幸せになっていいですか
庭の散歩もあまり長くはできなかった。

寒すぎて、だんだん体が冷えてきたので、ラウンジに行って体を温めた。

お茶をしながらいつの間にか懐かしい話になった。

私と一哉の出会いは入社した頃だった・・みんなの注目の人だったので、

同じ会社の人と言うだけ何でもなかった。

優志と知り合い、一哉を何度か見たが、話すことも無かったし、挨拶するだけだった。

優志との結婚が決まった時は一哉も結婚が決まっていたから、あの時の女子社員は相当ショックを

受けた子が多かった。私もある意味羨ましがられたから・・・

その後・・事故があって、私は変わった・・誰も何も言ってこなくなった。

噂で一哉の婚約もなくなったって聞いたけど、単なる噂だと思っていた。

それから時間が経って・・・あの休憩室の出来事・・・。

私達の出会いってほんと優志があの世で仕組んだのかって思った。今更だけどね。

一哉は私の言葉を相槌を打ちながら聞いていた・・・。

「真理、俺は初めて見た時から気になっていたよ・・・」

やさしく笑いながら言った。

でも幸せにできないと思って何も言わなかった・・・。

新藤の名前が重荷になっては可愛そうと思って言えなかった・・・。

優志の彼女になった時は、さすがにショックだったと言った。

同時に沙紀との婚約・・・。
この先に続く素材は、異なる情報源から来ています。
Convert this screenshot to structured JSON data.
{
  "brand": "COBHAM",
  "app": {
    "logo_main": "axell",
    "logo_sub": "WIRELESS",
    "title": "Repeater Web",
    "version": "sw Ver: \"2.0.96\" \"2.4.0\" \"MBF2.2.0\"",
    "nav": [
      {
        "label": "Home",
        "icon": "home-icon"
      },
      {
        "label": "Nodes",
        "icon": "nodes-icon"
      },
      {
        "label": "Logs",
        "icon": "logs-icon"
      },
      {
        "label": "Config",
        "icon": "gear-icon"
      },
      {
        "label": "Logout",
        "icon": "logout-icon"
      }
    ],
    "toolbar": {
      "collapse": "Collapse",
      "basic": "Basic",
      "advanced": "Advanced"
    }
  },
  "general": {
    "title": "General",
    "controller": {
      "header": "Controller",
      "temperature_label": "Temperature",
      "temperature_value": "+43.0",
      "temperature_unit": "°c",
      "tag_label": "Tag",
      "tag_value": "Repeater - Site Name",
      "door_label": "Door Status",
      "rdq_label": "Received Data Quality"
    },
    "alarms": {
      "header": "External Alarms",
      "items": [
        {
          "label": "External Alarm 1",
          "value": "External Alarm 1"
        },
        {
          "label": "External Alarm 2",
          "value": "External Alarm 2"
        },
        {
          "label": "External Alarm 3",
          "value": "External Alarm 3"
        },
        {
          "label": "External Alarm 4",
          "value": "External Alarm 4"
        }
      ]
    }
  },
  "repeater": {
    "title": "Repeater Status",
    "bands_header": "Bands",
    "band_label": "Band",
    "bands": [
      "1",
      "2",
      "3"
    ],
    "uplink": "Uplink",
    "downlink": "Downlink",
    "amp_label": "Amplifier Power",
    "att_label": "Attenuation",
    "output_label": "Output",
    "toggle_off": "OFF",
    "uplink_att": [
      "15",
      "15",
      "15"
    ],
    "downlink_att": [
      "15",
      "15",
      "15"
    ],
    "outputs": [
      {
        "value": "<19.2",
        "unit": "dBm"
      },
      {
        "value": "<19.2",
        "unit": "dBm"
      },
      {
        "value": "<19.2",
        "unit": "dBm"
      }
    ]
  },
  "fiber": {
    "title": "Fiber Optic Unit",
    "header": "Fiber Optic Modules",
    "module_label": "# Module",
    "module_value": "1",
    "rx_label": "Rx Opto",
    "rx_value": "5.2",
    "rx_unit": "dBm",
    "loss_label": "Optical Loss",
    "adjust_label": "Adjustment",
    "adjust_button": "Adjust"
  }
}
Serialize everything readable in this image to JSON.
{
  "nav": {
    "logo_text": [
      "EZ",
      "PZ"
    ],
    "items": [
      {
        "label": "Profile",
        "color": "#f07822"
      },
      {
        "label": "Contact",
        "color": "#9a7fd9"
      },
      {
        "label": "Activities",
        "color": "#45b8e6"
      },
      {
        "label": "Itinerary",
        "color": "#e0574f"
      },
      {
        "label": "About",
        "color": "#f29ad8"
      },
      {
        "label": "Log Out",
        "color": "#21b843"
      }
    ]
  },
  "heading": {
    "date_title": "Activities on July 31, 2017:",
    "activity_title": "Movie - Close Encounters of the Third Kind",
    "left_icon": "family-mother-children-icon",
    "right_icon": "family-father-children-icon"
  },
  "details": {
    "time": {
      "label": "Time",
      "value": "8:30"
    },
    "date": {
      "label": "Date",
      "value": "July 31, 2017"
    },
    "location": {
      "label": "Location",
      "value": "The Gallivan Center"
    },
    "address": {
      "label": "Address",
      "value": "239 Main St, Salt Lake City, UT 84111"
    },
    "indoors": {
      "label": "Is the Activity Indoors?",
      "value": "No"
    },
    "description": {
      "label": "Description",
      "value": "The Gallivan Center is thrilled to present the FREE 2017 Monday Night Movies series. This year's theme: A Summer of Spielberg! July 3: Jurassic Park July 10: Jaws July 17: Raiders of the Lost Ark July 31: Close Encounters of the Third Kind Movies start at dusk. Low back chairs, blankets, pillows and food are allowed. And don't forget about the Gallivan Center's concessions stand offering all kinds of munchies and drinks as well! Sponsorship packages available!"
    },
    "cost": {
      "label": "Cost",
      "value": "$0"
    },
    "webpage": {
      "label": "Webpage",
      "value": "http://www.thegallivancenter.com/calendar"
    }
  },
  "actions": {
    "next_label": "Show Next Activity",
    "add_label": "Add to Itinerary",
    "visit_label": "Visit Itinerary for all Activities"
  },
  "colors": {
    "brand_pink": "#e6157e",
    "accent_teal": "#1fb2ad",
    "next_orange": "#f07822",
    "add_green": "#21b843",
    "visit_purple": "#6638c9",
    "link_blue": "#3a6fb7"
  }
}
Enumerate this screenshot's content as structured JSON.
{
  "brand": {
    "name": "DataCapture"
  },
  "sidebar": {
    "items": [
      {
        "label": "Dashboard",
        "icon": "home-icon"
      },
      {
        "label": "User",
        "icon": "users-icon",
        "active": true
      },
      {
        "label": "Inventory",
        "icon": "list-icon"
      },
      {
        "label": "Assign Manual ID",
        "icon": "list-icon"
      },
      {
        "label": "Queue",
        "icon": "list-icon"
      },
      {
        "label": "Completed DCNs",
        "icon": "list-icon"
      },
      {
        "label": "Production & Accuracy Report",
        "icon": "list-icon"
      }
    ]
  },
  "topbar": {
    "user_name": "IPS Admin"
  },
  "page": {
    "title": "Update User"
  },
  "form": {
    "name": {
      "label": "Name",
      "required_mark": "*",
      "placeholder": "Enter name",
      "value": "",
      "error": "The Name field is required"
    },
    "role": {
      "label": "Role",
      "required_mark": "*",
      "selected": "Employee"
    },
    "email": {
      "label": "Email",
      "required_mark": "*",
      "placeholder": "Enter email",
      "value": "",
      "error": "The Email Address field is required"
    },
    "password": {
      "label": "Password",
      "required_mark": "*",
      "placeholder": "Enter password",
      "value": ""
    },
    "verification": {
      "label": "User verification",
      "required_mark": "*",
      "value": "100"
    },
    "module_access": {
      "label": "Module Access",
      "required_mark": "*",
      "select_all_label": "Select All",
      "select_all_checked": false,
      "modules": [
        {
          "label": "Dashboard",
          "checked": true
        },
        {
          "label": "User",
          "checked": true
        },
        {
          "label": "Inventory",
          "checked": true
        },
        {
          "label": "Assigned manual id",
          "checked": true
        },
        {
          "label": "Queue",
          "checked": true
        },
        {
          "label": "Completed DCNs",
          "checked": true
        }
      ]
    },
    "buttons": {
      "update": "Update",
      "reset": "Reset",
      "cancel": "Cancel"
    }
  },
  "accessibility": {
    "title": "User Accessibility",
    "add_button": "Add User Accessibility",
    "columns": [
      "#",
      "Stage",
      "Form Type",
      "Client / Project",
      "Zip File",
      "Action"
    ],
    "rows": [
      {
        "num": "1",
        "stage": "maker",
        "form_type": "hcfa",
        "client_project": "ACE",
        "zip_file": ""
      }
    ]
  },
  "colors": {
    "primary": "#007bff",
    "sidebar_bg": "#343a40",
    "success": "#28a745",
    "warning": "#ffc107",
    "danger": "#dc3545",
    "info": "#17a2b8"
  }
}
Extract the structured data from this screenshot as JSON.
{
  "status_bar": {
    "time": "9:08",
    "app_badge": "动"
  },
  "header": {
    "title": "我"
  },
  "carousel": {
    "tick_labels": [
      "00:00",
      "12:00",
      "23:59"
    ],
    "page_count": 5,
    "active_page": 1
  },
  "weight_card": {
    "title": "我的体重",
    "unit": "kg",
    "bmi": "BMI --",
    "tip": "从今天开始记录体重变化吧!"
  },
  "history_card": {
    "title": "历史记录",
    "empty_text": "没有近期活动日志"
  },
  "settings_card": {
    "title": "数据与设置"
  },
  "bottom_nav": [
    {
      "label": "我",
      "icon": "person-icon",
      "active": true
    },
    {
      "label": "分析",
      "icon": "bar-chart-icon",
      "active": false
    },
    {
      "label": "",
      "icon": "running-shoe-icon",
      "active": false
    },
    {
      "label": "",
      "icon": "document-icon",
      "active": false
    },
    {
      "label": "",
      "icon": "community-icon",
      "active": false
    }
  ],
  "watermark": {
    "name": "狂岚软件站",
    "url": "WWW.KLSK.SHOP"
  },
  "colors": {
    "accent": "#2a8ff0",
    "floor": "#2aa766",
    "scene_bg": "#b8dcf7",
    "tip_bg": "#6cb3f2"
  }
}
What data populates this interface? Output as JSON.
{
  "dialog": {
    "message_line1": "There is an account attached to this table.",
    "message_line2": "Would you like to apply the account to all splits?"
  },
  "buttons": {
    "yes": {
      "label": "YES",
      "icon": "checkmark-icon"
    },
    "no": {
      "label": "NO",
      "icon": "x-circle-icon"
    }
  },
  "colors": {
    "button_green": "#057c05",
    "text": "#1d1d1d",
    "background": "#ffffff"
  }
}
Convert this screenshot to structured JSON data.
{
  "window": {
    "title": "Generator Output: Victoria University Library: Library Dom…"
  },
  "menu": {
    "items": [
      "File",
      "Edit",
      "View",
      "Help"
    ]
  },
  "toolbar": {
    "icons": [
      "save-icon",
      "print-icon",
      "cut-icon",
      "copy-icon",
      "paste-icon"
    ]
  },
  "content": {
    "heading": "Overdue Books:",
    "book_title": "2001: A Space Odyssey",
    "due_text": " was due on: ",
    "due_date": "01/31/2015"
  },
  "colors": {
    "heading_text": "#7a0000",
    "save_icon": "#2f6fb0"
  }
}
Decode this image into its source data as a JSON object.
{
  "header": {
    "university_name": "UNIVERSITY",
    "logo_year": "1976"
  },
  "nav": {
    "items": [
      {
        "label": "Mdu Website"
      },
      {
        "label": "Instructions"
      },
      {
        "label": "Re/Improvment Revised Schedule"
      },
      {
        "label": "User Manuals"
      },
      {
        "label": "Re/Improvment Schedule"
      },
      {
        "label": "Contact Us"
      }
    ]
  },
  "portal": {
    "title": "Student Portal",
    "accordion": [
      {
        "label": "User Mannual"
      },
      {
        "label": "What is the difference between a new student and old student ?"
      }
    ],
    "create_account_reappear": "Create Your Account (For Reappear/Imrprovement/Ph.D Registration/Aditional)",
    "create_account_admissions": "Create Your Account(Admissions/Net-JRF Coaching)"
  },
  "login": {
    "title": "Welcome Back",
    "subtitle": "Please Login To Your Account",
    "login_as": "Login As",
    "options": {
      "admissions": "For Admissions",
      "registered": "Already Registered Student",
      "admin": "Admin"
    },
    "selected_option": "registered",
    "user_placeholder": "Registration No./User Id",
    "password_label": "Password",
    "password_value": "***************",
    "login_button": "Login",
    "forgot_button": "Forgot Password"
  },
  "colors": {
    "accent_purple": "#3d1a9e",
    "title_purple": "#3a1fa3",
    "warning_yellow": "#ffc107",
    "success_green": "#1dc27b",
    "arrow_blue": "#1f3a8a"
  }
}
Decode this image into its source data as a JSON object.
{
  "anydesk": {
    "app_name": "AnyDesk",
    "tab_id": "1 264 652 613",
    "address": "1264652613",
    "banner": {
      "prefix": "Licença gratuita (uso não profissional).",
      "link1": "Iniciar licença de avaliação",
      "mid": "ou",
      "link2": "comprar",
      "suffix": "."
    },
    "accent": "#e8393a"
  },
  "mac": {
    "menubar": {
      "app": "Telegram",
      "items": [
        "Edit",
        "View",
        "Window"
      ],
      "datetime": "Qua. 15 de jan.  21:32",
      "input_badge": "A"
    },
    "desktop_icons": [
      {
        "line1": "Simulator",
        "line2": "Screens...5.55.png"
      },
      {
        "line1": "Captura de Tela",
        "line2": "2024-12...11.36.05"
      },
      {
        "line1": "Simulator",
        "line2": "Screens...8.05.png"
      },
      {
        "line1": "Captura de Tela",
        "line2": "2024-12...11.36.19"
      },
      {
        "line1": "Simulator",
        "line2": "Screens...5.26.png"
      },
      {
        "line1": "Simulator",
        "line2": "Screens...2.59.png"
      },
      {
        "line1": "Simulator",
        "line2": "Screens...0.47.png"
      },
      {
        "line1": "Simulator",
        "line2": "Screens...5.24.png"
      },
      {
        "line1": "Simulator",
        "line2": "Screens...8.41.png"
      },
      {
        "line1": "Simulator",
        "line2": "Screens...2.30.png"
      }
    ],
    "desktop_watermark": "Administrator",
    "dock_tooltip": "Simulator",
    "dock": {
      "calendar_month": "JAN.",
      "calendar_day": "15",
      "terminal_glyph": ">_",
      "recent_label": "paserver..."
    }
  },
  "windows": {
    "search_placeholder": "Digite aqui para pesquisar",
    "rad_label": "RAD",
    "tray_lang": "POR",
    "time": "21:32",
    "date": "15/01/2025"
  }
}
あの時は相当荒れたと自分でも驚いたと言った。

そして優志の事故・・・。あれにはもう何もできなくて、完全に壊れたと言った・・・。

家族もかなりもめたしな・・・と苦笑いをしていた。

それからあの場所で真理に会った・・・。

俺は真理の変わりように何も言えなくて、ただ力になりたいそれだけだった・・・。

俺じゃ、優志の代わりはできない。ずっとそう思っていたからな・・・

と少し悲しそうな目をしていた・・・。

私はただ黙って聞いていた・・・。